Chapter 12: Keep Your Agreements
Workbook Chapter Twelve
Keep Your Agreements
Self-Assessment Tools:
A Self-Inventory: Typical Characteristics Of Co-dependent People
Barry K. Weinhold, PhD
Directions: Place a number from 1 to 4 in the space before each question to indicate the degree of your response.
Key: 1 = Never, 2 = Occasionally, 3 = Frequently,4 = Almost always
( ) I tend to assume responsibility for others’ feelings and/or behavior.
( ) I have difficulty in identifying my feelings—happy, angry, scared, sad or excited.
( ) I have difficulty in expressing my feelings.
( ) I am afraid or worry how others may respond to my feelings or behavior.
( ) I minimize problems and deny or alter truth about the feelings or behavior of others.
( ) I have difficult in forming or maintaining close relationships.
( ) I am afraid of rejection.
( ) I am a perfectionist and judge myself harshly.
( ) I have difficult in making decisions.
( ) I tend to be reactive to others rather than to act on my own.
( ) I tend to put other people’s wants and needs first.
( ) I tend to value the opinion of others more than my own.
( ) My feelings of worth come from outside myself, through the opinions of other people or from activities that validate my worth.
( ) I find it difficult to be vulnerable and ask for help.
( ) I try to always be in control or, the opposite, avoid never being in a position of responsibility.
( ) I am extremely loyal to others, even when that loyalty is unjustified.
( ) I tend to view situations with “all or none” thinking.
( ) I have a high tolerance for inconsistency and mixed messages.
( ) I have emotional crises and chaos in my life.

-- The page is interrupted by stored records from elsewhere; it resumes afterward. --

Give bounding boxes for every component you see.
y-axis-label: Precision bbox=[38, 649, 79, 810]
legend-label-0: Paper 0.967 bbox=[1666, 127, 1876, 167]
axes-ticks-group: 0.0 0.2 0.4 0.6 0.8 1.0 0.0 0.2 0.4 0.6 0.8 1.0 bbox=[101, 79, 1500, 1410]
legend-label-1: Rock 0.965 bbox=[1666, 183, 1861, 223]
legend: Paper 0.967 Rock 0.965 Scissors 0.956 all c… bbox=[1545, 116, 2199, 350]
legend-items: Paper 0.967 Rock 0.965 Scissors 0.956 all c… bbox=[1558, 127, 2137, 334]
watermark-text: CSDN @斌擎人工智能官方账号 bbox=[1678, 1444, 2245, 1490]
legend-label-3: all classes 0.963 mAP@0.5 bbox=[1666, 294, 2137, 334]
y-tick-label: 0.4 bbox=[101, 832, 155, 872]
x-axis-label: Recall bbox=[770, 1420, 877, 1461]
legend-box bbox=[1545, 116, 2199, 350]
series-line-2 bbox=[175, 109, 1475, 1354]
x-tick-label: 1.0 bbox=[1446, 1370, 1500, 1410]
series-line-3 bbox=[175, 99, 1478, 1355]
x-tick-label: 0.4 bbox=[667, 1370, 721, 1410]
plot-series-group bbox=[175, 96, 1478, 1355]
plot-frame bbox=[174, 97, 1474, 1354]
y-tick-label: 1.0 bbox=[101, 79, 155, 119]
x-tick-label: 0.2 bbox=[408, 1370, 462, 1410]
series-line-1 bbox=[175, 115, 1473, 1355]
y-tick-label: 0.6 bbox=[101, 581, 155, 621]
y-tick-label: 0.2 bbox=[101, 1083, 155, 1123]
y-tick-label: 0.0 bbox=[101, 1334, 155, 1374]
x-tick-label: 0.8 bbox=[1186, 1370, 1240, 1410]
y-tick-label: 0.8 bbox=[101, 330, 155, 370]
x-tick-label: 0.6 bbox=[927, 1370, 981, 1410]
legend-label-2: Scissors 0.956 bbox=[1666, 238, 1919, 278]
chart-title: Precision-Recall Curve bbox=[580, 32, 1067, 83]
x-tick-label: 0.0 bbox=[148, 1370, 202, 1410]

( ) I seek out relationships in which I feel “needed” and attempt to keep it that way.
___ Total Score
Scoring: Add the numbers to get a total score. Use the following ranges to help interpret your level of co-dependency:
60-80 - A very high degree of co-dependent behavior patterns
40-59 - A high degree of co-dependent behavior patterns
30-39 - Some degree of co-dependent and/or counter-dependent behavior patterns
20-29 - A few co-dependent and/or a high degree of counter-dependent behavior patterns
Case Example:
Mary, age 38, chose me to be her therapist. In the Betterhelp referral system they have the profiles of all their therapists. People who sign up for Betterhelp can read these profiles and choose who they think they want to work with. If someone chooses me, I have to take them as a client.
Mary put it this way, “We never seemed to get to the root of my problems and I thought it was my fault.” She added, “When I read your profile, I knew that you would help me get to the root of my problems.” And the root we did. I had her take some of my self-assessment tools and began going over each item where she scored high using my 4-step process. She is able to find things she can do now to finish what she left unfinished in her rather chaotic childhood.
She had an alcoholic mother, with a mental illness, probably a borderline personality disorder. Mary said she was constantly afraid of her mother. She beat Mary with a belt. She was very unsteady, always angry at someone or something. She never felt safe. When she was about 2 she fell in to a woodstove and got burned. She swallowed a penny and almost choked.
Her mother would smack you across her face, pull her hair, and choked her repeatedly. Her father divorced her mother when Mary was 16. Her worst memories of her mother were when she would go to bars and bring home guys to sleep with her. This happened repeatedly.
Through our work on looking at what she missed and how she could finish it now, Mary saw that she needed to set boundaries with others and get her voice back. Recently she said to me, “I never liked myself. Now it is nice to like myself.”